In : for f in (f1, f2, f3):
...:     try:
...:         print(f.result())
...:     except Exception as exc:
...:         print(f'Generated an exception: {exc}')
...:
0.5
Generated an exception: division by zero
1.5

而 map 的结果就比较麻烦获取了:

In : while 1:
...:     try:
...:         print(next(rs))
...:     except StopIteration:
...:         break
...:     except Exception as exc:
...:         print(f'Generated an exception: {exc}')
...:
1
Generated an exception: invalid literal for int() with base 10: '3.0'

可以看到第一次错误发生后生成器就结束了，所以一批任务中可能会出现异常是不合适用 map 的，因为 list (rs) 或者对结果做循环是会由于某个任务抛错而获得不了后面的那些任务结果，最好的方式还是 submit + as_completed。

善用 max_workers

ProcessPoolExecutor 和 ThreadPoolExecutor 都接受 max_workers 参数，表示用来执行任务的进程 / 线程数量。
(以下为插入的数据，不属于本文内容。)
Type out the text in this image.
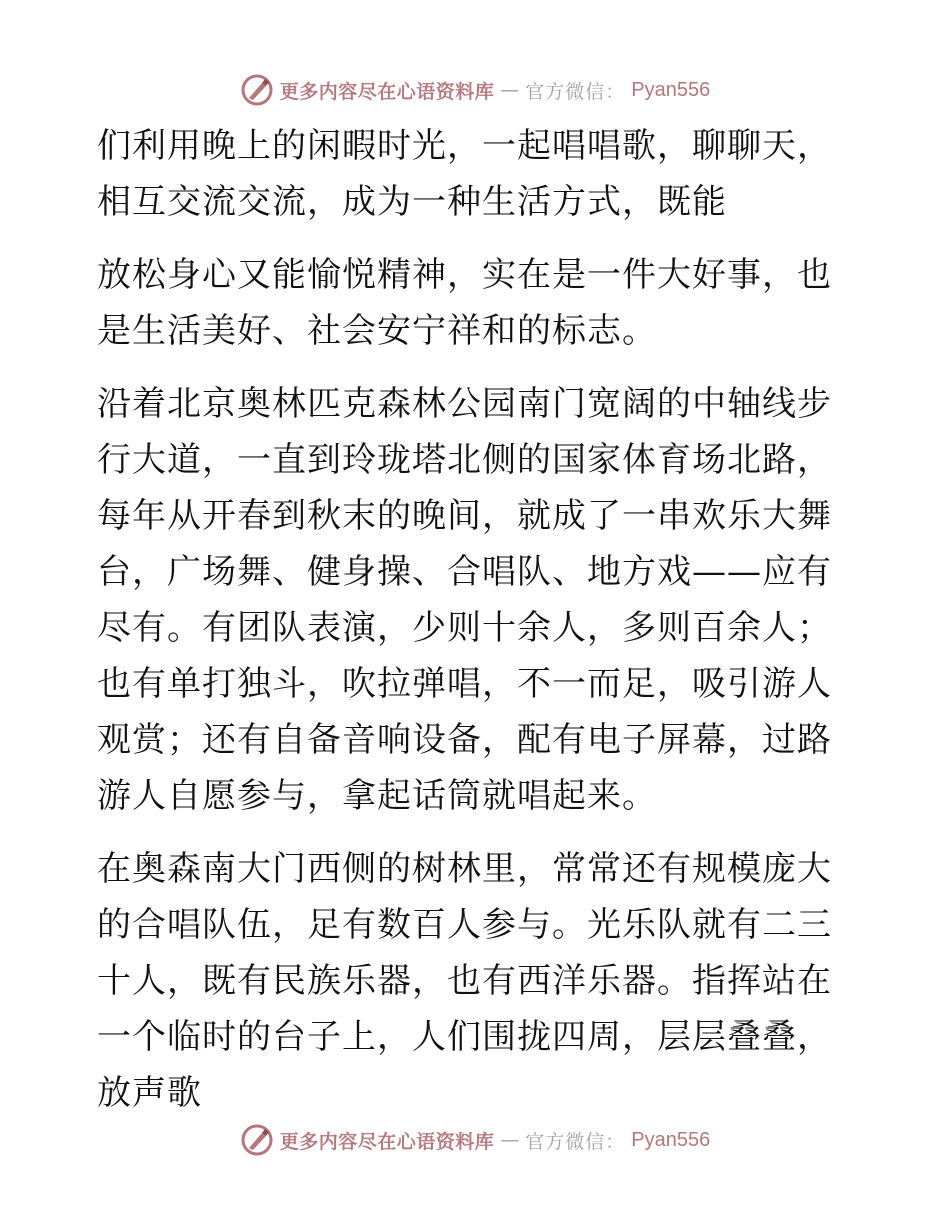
更多内容尽在心语资料库 — 官方微信： Pyan556

们利用晚上的闲暇时光，一起唱唱歌，聊聊天，相互交流交流，成为一种生活方式，既能

放松身心又能愉悦精神，实在是一件大好事，也是生活美好、社会安宁祥和的标志。

沿着北京奥林匹克森林公园南门宽阔的中轴线步行大道，一直到玲珑塔北侧的国家体育场北路，每年从开春到秋末的晚间，就成了一串欢乐大舞台，广场舞、健身操、合唱队、地方戏——应有尽有。有团队表演，少则十余人，多则百余人；也有单打独斗，吹拉弹唱，不一而足，吸引游人观赏；还有自备音响设备，配有电子屏幕，过路游人自愿参与，拿起话筒就唱起来。

在奥森南大门西侧的树林里，常常还有规模庞大的合唱队伍，足有数百人参与。光乐队就有二三十人，既有民族乐器，也有西洋乐器。指挥站在一个临时的台子上，人们围拢四周，层层叠叠，放声歌

更多内容尽在心语资料库 — 官方微信： Pyan556
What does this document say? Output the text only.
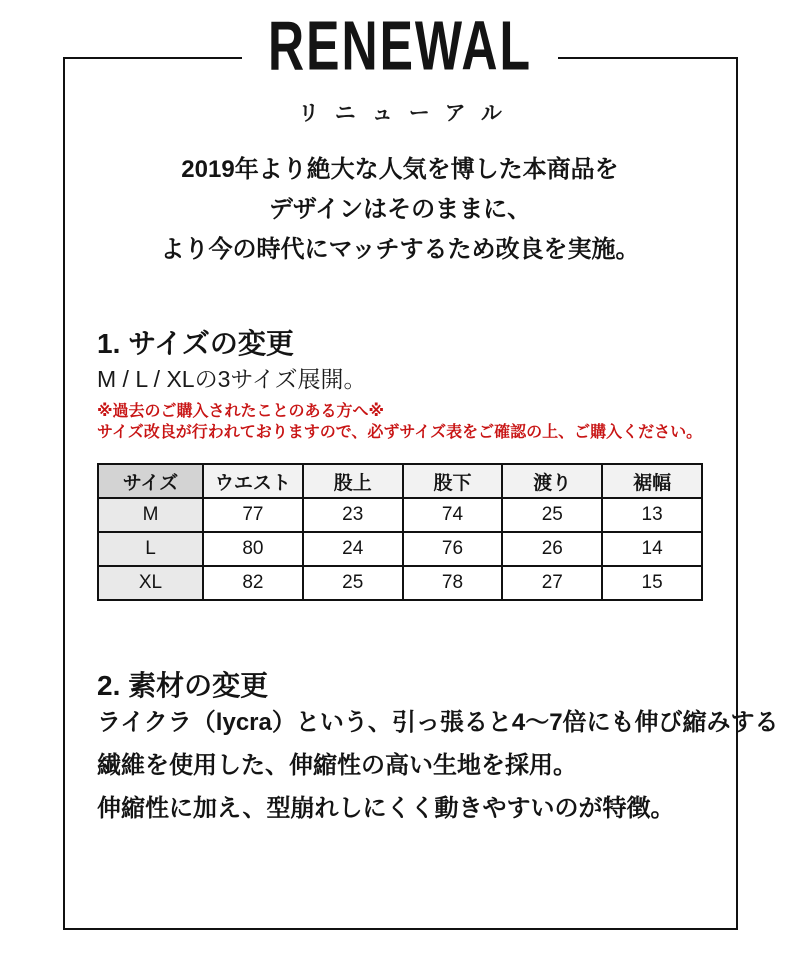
RENEWAL
リニューアル
2019年より絶大な人気を博した本商品を
デザインはそのままに、
より今の時代にマッチするため改良を実施。
1. サイズの変更
M / L / XLの3サイズ展開。
※過去のご購入されたことのある方へ※
サイズ改良が行われておりますので、必ずサイズ表をご確認の上、ご購入ください。
サイズ	ウエスト	股上	股下	渡り	裾幅
M	77	23	74	25	13
L	80	24	76	26	14
XL	82	25	78	27	15
2. 素材の変更
ライクラ（lycra）という、引っ張ると4〜7倍にも伸び縮みする
繊維を使用した、伸縮性の高い生地を採用。
伸縮性に加え、型崩れしにくく動きやすいのが特徴。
ProcessPoolExecutor 的默认值是 CPU 的个数 (通过 & lt; code>os.cpu_count () 获得)，而 ThreadPoolExecutor 的默认值是 CPU 的个数的 5 倍！

对于初学者或者通常情况下是不需要手动设置 max_workers 参数，默认值是可以足够好的工作的。但是:

根据不同的业务场景，提高 max_workers 可以加快任务完成。不过要注意，不是值越高越高，超过一定阈值会起到反作用。尤其是在 IO 密集型的任务上使用 ThreadPoolExecutor，不同的 max_workers 差别会很大，但是影响网络问题因素太多，我这里就不举例了。
有时候服务器上跑了很多重要服务，不希望某个任务影响到全局，还可以按需把 max_workers 的值设置成小于默认值。

善用 chunksize

Executor 的 map 方法支持 chunksize 参数:

Signature: ProcessPoolExecutor.map(self, fn, *iterables, timeout=None, chunksize=1)
Source:
    def map(self, fn, *iterables, timeout=None, chunksize=1):
        """Returns an iterator equivalent to map(fn, iter).

        Args:
            fn: A callable that will take as many arguments as there are
                passed iterables.
            timeout: The maximum number of seconds to wait. If None, then there
                is no limit on the wait time.
            chunksize: If greater than one, the iterables will be chopped into
                chunks of size chunksize and submitted to the process pool.
                If set to one, the items in the list will be sent one at a time.
        ...
        """"

最早了解这个参数是通过 multiprocessing.pool.Pool 的 map 方法，而在 concurrent.futures 里面 chunksize 默认值是 1，它相当于任务分块提交的单位，默认就表示一次从任务列表中发送一个任务。** 如果任务量很大且任务执行周期很短，可以改大 chunksize 的``。

在之前我写的书《Python Web 开发实战》里面介绍 Celery 时，我也提到了 Prefetch Limits 方面的配置，其实是一个道理。